Enhanced drilling of transparent materials with ultrashort pulses

Ablative processes for transparent materials processing still remains a hot topic, as current techniques still have their limitations in ablation rates and quality, particularly for features on the order of a millimeter or less. In this publication, we present results of recent work on laser micromachining of sapphire with ultrashort pulsed lasers in the sub-picosecond regime. We accomplish this by using bottom-up processing with laser ablation, which has demonstrated the ability to generate zero-taper features with relatively high aspect ratios (>1:1) in many transparent materials. In previous work with <1ps (1030nm) sources, we have demonstrated the ability to drill ≤250µm diameter holes in 430µm thick c-plane sapphire.
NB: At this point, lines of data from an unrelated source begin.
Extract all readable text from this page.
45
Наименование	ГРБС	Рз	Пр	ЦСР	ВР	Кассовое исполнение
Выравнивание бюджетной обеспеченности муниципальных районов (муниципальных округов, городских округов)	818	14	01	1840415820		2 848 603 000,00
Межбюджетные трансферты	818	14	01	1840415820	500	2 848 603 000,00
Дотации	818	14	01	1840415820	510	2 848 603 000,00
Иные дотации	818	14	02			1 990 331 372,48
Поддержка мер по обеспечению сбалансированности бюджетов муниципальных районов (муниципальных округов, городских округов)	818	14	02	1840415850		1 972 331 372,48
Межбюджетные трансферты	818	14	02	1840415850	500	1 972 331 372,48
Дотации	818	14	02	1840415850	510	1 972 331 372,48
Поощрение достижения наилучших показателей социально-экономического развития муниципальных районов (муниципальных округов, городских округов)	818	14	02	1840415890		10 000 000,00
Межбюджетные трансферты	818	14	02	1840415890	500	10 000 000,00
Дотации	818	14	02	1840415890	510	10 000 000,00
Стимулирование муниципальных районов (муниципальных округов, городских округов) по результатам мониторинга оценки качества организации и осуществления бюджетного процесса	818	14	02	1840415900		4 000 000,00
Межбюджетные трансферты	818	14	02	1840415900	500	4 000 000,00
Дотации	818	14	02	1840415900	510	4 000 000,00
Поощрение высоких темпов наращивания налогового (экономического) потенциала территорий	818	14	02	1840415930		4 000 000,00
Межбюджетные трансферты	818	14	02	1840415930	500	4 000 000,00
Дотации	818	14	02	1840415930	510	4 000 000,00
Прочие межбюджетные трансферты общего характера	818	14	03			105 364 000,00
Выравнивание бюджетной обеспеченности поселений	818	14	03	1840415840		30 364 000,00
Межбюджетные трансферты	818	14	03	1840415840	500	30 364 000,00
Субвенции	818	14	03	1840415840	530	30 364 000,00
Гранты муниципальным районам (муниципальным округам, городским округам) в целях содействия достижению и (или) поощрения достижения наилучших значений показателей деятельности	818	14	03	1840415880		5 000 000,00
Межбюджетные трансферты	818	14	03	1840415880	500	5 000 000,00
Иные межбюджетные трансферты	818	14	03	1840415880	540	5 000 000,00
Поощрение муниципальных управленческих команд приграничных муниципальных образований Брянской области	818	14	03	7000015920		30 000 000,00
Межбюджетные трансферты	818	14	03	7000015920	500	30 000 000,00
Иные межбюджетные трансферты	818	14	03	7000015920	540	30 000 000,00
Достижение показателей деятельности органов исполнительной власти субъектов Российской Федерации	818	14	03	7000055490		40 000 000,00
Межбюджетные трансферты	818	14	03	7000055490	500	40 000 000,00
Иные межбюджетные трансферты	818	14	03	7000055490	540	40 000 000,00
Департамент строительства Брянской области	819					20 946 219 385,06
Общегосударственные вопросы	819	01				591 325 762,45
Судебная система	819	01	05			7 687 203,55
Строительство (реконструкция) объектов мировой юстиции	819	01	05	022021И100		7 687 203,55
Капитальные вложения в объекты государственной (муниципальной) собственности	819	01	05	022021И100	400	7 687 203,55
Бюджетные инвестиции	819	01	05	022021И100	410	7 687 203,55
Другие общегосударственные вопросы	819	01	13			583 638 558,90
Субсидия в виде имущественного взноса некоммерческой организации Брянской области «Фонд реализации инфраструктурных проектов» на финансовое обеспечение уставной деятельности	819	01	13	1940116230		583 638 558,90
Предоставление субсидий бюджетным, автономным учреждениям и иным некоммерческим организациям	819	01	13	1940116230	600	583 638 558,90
Here, we extend the scope of this work to examine additional methods and laser parameters presented here. In particular we examine the benefits of frequency conversion to 515nm wavelength, allowing smaller spots and higher fluence levels is compared to trials at the fundamental wavelength. We find no compelling differences in minimum achievable taper or drilling time for processes with 1030nm vs. 515nm performed with similar fluences, but the smaller spot size and increased fluence afforded with 515nm light allows for faster bottom-up drilling. Additionally, we test the effects of water-assisted processing by placing the sapphire wafer in contact with a water bath for better extraction of particulate matter during processing. Processes with a water bath are found to allow holes with 2° taper to be drilled in ≤5 seconds, which is a decrease in cycle time of ≥50% for holes with ≤2° taper in air.